I asked myself: are peptides the new cannabis? Will peptide shops sit on the same sidewalks of SoHo, next to our favorite yoga studio?
Still committed to the mission: making longevity medicine the new standard of care. Every doctor should be a longevity doctor.
This is Newsletter 90. The unfiltered, unsponsored version of my reflections on longevity medicine.
Dr. David Luu - Founder, longevitydocs.™
PS: Are you getting ready for Cannes? Email me back here. I read every message. I reply to everyone.
Every Wednesday, we ship something new for this community. Features, experiences, and products built by physicians, for physicians. The platform grows because you do.
We are launching Events
Peer learning has always been a medical tradition. The conference was just the easiest format.
There is no community without programming. A once-a-year gathering is not enough.
We started with a chat. Then online masterclasses. Our first in-person mastermind. The Summit and Awards in Cannes. Roundtables in different cities. Now Rooms.
Each one built for physicians, by physicians.
The new Events feature on the platform brings it all under one roof: our programming, and the events of partners we trust.
A year-round commitment to the kind of learning that actually changes how we practice longevity medicine. We build what doctors will use to take better care of their patients.
ROOM
What Happened in the Room stays in the Room
but we’d like to share the key takeaways
Last Wednesday we launched Room: live, 20-minute peer sessions on longevitydocs.ai. Here’s what physicians took home.
Room 1: How to Practice Longevity Medicine - Dr. David Luu + guest Dr Steven Murphy
Add a longevity layer to your specialty. If you are a cardiologist, go deeper into cardiovascular aging, prevention, data, wearables, and emerging therapies. Build on the expertise you already have. That is the fastest path to outcomes.

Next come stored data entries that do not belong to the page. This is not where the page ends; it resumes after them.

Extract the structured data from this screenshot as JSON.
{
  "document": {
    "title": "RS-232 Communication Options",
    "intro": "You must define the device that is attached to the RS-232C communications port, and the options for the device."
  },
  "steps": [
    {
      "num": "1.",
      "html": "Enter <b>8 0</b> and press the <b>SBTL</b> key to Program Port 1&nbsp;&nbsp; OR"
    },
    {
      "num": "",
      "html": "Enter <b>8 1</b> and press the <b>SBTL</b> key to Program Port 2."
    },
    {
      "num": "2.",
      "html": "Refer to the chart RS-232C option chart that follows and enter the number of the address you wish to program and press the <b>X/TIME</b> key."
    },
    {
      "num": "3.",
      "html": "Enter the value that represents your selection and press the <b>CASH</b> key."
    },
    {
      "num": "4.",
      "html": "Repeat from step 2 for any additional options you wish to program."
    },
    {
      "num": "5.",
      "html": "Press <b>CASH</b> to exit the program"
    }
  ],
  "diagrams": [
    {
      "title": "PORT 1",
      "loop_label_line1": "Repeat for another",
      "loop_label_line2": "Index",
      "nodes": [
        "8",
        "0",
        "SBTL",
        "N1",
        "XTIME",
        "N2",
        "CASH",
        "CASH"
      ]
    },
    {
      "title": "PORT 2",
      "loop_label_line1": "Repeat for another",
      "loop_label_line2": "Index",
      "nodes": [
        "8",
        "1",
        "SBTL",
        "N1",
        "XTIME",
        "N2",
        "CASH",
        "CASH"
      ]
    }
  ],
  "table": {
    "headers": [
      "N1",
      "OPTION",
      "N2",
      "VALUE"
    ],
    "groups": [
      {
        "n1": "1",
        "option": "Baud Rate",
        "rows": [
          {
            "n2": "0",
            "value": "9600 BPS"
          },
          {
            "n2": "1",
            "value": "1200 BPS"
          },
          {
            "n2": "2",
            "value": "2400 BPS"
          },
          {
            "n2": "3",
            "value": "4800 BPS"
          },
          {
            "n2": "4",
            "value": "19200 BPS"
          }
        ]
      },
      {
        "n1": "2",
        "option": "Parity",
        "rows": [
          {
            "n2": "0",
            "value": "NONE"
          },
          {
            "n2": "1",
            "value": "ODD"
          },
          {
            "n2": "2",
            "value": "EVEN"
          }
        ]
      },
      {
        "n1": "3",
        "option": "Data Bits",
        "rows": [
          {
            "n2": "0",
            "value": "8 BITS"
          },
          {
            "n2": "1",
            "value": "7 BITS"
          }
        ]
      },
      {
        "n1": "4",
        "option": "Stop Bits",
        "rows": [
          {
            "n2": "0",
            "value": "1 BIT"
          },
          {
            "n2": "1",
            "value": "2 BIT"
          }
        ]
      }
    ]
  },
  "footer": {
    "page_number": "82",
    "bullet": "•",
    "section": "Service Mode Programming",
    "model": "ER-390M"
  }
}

Pick one niche to serve everyone. Trying to serve everyone dilutes the offer. Choose one audience, go deep, and build the practice around them. Depth creates referrals, reputation, and pricing power. Fit matters on both sides: not every patient belongs in your practice, and not every physician is right for every patient. Be intentional about who you take on. The wrong fit drains the team. The right fit compounds trust over years.
Serve patients like five-star hotel guests. Every touchpoint, from first inquiry to follow-up, should signal the same level of care as the clinical work. Loyal patients are your best marketing. Invest in the experience and the practice compounds on its own.
Do not over-invest in shiny technology you cannot leverage. Outsource it. Partner with specialists who own the tech layer so your attention stays on clinical work, strategy, and relationships. Tools should serve the practice, not distract from it.
Build a Formula One team. Longevity medicine is a team sport. Surround yourself with operators, clinicians, and support staff who execute at the highest level. The physician stays in the driver’s seat on clinical judgment and strategy. Everyone else makes the car faster.
Room 2: Gut Health Reset - Dr. Mishal Reja
Treat IBD as a systemic inflammatory disease, not a gut condition. The gut is the central hub of the immune system, wired directly to the vagus nerve, with downstream effects on neurological health, skin, mood, weight, and oncogenesis. Approach it as a longevity lever, not a GI problem.
Work the triple pathophysiology stack. Genetics set the stage. Environment pulls the trigger: emulsifiers, glyphosate, early-life antibiotics, and microplastics now documented in UC and Crohn’s tissue. Stress drives it through cortisol’s mucolytic action on the mucus layer. Miss any axis and you miss the disease.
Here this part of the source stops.